Das hört und spürt man sofort. Die Raumtemperatur hier: nicht wesentlich über zehn Grad Celsius. Jeweils drei blanke Stahltanks stapeln sich zu drei Meter hohen Tanks. Darin gärt die aktuelle Traubenernte.
Rebflächen müssen zum Schloss gehören
Die auf mehreren Flächen im Dorf verteilten Rebstöcke gehören übrigens den Mitgliedern des eigens dafür gegründeten "Vereins der Privatwinzer Rattey". Sie organisierten auch in diesem Spätsommer die Weinlese und füllten die geernteten Trauben in die Weinpresse, die zum Schlossgut gehört.
"Das ist die Voraussetzung, damit man überhaupt ein Schlossweingut haben darf. Das heißt, die Rebflächen müssen zum Schloss gehören. Im Schloss muss gekeltert und gepresst und vergoren werden. Und im Schloss muss auch abgefüllt werden."
Stefan Schmidt öffnet nun den Hahn eines Tanks: "Das ist ein Phoenix. Das ist jetzt ein relativ junger Wein." Dann einen zweiten. In die Gläser läuft jeweils hellgelber Most. "Sie können auch kosten; die Säure wird noch relativ kräftig sein. Aber da sieht man schon ungefähr, wo es hingeht. Das ist ein Solaris."
Mit List und Lust an raffinierten Namen
Wenig später geht es über eine enge Treppe hinab in einen weißgetünchten Gewölbekeller. Hier ist es deutlich ruhiger und angenehm warm. Gut für den künftigen Rotwein.
Die 2019er Ernte gärt in beheizten Stahlbehältern, während der 2018er Jahrgang seit knapp einem Jahr in großen Holzfässern ruht. Im Januar wird Stefan Schmidt diesen Rotwein in Flaschen umfüllen und damit Platz für den 2019er Jahrgang schaffen. "Eikspon" nennen ihn die Ratteyer. Das ist Plattdeutsch für "Eichenspan" und eine listige Umgehung des Verbotes, mit geschützten Begriffen wie "Eichenfass", "holzgelagert" und ähnlichem zu werben. Denn das sei nur bei Prädikaten von "Qualitätswein" aufwärts gestattet.
Zurück zur Weinprobe im Schlossrestaurant, wo Sommelier Hardy Eitner gerade schildert, wie man seine Geschmacksknospen auf der Zunge am besten in Aufnahmebereitschaft versetzt für Wein im allgemeinen und für "Mecklenburger Landwein" aus Rattey im Besonderen.

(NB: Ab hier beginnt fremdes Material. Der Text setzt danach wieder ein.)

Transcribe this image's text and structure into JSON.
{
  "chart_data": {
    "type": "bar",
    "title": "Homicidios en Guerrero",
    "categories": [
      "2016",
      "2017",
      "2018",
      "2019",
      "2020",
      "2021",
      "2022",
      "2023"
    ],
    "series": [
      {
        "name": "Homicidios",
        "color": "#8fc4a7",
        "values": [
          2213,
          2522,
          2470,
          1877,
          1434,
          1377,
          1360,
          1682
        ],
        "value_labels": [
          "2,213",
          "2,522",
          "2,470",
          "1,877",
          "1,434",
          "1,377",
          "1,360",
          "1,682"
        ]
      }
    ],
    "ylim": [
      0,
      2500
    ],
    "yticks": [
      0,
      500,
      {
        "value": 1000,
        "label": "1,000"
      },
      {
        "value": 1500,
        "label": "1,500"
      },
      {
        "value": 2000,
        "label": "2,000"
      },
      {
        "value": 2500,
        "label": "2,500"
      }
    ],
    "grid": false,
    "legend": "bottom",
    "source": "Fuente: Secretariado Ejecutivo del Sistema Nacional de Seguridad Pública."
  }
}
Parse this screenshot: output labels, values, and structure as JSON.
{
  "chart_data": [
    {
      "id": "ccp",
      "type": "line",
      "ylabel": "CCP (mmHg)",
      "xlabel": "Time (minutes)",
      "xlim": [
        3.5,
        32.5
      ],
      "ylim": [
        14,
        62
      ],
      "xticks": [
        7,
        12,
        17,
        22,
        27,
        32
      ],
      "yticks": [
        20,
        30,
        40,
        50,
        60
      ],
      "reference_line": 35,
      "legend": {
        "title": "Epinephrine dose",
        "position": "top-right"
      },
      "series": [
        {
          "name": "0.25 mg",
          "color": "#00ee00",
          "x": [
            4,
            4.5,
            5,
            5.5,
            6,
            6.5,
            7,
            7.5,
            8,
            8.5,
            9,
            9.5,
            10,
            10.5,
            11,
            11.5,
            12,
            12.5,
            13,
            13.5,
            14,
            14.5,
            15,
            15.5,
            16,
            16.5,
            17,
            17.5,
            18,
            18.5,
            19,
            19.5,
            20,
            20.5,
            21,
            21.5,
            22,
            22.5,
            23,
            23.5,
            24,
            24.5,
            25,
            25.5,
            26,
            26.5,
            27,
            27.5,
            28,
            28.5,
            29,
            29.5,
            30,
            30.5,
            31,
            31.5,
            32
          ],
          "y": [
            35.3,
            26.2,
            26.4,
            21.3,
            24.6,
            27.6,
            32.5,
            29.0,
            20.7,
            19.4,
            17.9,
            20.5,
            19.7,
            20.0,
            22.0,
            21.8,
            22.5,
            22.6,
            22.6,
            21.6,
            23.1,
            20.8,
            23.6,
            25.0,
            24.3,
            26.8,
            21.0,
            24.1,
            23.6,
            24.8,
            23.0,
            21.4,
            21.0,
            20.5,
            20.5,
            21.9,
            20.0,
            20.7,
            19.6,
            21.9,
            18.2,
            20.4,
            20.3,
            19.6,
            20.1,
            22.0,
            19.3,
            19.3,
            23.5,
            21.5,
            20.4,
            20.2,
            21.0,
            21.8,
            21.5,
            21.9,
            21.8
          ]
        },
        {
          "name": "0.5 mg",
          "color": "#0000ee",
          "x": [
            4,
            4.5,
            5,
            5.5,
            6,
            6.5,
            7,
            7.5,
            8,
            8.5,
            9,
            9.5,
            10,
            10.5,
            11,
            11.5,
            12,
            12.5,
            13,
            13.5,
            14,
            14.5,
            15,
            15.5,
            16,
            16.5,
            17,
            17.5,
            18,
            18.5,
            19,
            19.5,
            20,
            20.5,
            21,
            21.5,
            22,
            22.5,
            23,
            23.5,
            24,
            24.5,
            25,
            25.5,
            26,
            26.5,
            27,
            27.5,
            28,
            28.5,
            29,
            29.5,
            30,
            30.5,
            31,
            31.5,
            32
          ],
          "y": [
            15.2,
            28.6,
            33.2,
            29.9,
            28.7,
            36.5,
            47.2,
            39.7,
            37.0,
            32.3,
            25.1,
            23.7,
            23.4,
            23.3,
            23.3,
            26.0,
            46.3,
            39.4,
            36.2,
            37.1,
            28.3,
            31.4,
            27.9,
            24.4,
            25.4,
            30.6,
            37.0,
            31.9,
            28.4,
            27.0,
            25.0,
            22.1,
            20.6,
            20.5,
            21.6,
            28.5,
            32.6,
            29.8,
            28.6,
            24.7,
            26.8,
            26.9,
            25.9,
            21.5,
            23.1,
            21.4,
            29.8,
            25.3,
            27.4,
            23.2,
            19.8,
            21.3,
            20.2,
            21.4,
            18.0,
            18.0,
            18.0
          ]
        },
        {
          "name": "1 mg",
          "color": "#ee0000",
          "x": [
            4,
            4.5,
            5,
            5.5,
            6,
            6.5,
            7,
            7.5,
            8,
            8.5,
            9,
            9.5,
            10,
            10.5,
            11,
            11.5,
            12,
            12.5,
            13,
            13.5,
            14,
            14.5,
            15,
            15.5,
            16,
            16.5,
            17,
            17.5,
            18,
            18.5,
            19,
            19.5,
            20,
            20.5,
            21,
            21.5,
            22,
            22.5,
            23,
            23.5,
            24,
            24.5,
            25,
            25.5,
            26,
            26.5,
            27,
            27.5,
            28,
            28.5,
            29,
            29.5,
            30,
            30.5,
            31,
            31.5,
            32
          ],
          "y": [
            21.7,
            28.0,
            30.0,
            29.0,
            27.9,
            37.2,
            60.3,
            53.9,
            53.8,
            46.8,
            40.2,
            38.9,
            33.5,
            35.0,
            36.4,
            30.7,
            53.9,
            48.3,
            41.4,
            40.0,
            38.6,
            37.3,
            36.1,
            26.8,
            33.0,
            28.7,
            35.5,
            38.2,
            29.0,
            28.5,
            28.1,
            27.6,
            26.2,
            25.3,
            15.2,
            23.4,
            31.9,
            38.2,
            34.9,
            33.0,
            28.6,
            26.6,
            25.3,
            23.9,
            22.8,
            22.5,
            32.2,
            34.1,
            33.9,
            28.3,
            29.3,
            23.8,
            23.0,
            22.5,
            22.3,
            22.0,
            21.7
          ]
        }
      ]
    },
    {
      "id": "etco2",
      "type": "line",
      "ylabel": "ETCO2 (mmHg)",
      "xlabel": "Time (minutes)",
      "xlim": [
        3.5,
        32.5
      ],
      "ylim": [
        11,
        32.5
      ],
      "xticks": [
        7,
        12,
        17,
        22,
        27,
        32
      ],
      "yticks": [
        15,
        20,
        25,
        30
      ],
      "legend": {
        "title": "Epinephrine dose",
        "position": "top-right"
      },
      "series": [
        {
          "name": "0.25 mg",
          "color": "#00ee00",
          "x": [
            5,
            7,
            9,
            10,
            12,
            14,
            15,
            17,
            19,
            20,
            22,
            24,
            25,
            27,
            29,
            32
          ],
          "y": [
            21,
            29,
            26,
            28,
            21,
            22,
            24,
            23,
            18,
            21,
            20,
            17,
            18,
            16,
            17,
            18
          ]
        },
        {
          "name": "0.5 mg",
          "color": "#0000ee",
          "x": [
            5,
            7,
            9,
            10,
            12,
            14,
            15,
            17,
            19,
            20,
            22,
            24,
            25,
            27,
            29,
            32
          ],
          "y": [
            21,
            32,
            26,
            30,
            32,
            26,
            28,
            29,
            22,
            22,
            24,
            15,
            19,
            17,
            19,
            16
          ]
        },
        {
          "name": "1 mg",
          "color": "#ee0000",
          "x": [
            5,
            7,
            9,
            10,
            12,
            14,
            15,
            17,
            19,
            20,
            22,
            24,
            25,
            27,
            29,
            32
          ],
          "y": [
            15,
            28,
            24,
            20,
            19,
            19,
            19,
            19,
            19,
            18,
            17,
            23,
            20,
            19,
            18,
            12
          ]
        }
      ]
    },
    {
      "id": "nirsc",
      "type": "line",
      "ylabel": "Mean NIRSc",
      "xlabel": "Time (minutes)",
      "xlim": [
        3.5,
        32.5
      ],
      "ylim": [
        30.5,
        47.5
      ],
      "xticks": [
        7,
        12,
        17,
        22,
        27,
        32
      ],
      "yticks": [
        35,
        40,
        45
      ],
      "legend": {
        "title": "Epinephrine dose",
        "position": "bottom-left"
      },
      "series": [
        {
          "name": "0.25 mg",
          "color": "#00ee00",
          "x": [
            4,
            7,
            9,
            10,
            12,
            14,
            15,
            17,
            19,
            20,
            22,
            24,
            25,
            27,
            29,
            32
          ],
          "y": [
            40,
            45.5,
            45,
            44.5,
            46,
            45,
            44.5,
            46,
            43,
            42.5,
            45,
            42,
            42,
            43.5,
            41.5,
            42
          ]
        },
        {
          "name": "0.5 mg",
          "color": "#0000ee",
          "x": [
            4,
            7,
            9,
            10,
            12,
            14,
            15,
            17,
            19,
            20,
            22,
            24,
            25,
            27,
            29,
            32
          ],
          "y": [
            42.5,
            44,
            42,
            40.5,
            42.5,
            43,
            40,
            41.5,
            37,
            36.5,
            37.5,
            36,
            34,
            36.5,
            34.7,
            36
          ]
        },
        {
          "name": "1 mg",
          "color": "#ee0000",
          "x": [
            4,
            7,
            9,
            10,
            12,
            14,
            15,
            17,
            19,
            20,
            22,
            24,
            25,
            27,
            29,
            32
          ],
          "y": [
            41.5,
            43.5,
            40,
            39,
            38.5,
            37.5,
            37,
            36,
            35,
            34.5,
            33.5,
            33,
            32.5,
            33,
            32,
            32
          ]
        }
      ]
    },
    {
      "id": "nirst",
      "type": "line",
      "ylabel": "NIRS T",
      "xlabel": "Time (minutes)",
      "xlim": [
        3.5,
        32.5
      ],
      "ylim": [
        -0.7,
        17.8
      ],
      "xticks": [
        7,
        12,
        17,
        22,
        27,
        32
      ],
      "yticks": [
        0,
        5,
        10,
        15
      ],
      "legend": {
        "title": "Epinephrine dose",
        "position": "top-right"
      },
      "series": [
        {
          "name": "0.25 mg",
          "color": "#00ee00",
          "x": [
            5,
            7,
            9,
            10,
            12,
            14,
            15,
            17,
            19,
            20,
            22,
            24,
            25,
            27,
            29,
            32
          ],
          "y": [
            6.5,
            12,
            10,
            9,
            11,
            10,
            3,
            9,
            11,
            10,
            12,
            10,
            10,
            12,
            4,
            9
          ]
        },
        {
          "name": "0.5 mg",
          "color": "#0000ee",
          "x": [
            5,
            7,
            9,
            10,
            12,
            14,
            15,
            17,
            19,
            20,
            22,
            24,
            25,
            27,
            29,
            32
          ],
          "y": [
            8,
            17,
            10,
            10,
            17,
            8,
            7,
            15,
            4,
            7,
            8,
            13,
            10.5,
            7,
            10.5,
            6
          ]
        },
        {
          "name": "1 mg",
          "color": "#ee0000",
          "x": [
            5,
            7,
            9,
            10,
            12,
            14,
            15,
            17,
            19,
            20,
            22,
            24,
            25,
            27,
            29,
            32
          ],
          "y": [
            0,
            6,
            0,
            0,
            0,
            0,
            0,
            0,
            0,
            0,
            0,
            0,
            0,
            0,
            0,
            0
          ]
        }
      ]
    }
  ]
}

Schauen, Riechen, Schmecken
Seit vorigem Freitag übrigens herrscht große Erleichterung unter den Angestellten, den Winzern und Weinfreunden. Ein aus privaten Gründen notwendig gewordener Teilungsverkauf von Schloss Rattey samt Weingut endete vor dem Amtsgericht Neubrandenburg mit dem Zuschlag für den Wunschkandidaten unter den 20 Bietern.
Für knapp 1,3 Millionen ging die Anlage an die "Inselmühle Usedom", ein erfolgreiches regionales Obstbau-Unternehmen, das den Weinanbau unbedingt weiterführen will. Es wird ihn wohl also auch künftig geben, den Mecklenburger Landwein aus dem Großen Weingut Schloss Rattey.